Surely the contribution is cataloging and detailing information about tree microbiomes and not proving that they aren't all identical?
> Despite significant advances in microbiome research across various environments, the microbiome of Earth’s largest biomass reservoir—the wood of living trees—remains largely unexplored. Here, we illuminate the microbiome inhabiting and adapted to wood and further specialized to individual host tree species, revealing that wood is a harbour of biodiversity and potential key players in tree health and forest ecosystem functions. We demonstrate that a single tree hosts approximately one trillion bacteria in its woody tissues, with microbial communities distinctly partitioned between heartwood and sapwood, each maintaining unique microbiomes with minimal similarity to other plant tissues or ecosystem components. The heartwood microbiome emerges as a particularly unique ecological niche, distinguished by specialized archaea and anaerobic bacteria driving consequential biogeochemical processes. Our findings support the concept of plants as ‘holobionts’—integrated ecological units of host and associated microorganisms—with implications for tree health, disease and functionality. By characterizing the composition, structure and functions of tree internal microbiomes, our work opens up pathways for understanding tree physiology and forest ecology and establishes a new frontier in environmental microbiology.

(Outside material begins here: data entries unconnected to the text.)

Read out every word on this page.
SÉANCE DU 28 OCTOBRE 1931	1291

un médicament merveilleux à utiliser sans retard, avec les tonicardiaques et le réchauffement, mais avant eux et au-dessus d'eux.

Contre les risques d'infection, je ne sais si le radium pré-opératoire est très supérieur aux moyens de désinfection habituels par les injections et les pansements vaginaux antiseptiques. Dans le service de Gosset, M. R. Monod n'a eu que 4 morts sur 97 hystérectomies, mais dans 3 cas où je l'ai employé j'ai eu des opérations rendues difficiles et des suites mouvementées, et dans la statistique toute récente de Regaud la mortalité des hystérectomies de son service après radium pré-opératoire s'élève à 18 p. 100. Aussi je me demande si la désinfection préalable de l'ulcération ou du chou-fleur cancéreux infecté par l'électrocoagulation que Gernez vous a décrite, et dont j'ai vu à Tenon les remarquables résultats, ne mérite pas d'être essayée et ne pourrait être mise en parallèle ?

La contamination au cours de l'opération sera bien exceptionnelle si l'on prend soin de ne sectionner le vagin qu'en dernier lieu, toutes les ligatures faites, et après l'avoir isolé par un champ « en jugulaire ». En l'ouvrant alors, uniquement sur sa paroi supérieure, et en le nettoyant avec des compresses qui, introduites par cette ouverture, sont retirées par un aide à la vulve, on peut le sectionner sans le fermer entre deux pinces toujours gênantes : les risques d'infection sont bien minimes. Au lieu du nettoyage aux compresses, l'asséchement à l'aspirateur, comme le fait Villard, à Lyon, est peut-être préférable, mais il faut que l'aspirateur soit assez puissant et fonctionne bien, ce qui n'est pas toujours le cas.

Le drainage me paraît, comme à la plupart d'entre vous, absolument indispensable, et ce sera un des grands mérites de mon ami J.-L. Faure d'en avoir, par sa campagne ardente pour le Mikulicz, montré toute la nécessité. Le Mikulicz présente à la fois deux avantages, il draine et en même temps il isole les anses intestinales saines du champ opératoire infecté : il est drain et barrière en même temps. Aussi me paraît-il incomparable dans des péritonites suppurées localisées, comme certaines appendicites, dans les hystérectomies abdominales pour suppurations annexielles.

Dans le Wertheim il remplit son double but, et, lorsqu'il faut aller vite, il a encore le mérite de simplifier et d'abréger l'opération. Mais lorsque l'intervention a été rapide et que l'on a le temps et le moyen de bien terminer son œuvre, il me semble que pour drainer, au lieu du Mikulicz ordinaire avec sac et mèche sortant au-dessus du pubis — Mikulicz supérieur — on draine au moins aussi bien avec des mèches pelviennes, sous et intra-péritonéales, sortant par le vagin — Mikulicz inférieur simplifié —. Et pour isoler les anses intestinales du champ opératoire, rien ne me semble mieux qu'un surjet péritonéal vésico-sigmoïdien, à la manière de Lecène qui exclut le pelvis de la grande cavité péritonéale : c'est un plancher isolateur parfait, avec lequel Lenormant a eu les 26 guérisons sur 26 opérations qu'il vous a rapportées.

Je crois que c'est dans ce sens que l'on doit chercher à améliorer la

This surely seems like a game changer and won’t need much of deforestation at some point.
Please please please stop believing the lie-box; especially don't post its slop for other people to read. It takes orders of magnitude longer for me to debunk this rubbish than it took you to post it, and that's a problem.
tada
Considering the two facts above and how often multicellular organisms and unicellular organisms interact, it's highly improbable that any multicellular organism would have evolved without developing a life sustaining dependence on a huge array of unicellular organisms. I would be very surprised if that happened.
I'm not dismissing your remark. Any day where you don't learn at least one new thing is a day wasted. But given the mathematical odds, what you said seems inevitable to me rather than a surprise.
Simple Multicellularity is estimated to have evolved at least 20 and probably more than 50 times for independent events of simple multicellularity.
Complex multicellurarity at least six times (animals, plants, fungi, brown and red algae).
Wouldn’t surprise if for us to know about 50 at this point there were orders of magnitude more that we’ll never know of.
> Wouldn’t surprise if for us to know about 50 at this point there were orders of magnitude more that we’ll never know of.
Indeed! The Wikipedia article mentions it. To be honest, it's a surprise that we know about 50 cases, given the fact that almost none of them had any hard tissue or structures (like bones or shells) that can survive as fossils. Given those odds, we are likely underestimating the cases by several orders of magnitude.
If that's the case, then the relevant Wikipedia article [1] will need a major correction. They reference multiple sources which are more likely to interest you.
Multiple independent emergence of multicellular life didn't really surprise me, considering how often unicellular life mutates. I'm actually surprised by the suggestion that the opposite is the current scientific consensus. Do you have any sources for that? (Not a challenge. Just want to understand the situation and misconceptions if any.)
[1] https://en.wikipedia.org/wiki/Multicellular_organism#Occurre...
All multicellular life is eukaryotic, but not all eukaryotes are multicellular, e.g. amoebae.
There are a lot of other kinds of multicellular living beings, which have achieved multicellularity independently, plants and fungi being the most obvious on dry land, but most of these other multicellular life forms had to lose mobility when becoming multicellular.
Only a few have retained some limited mobility when multicellular, e.g. the slime molds, but they are much simpler than those which have lost completely mobility, by having rigid cellular walls, like plants, fungi and several distinct kinds of marine algae.
There are even several kinds of (very simple) multicellular bacteria, among Cyanobacteria (blue-green algae), Myxobacteria (resembling slime molds) and Actinobacteria a.k.a. Actinomycetes (resembling fungi).
A parallel could be drawn with CVCs acquiring startups. Or tiger penis soup. Neither being generally palatable dinner table conversation, but both similarly unlikely consumptive cultural concepts!
This is relevant to the discussion as it poses the idea that greater variability in the biomes of indivual trees could be partly liked to greater genetic variability of the trees themselves. If so, the value of intact large forests is then increased, and may point to non linear decreases in other forsest species.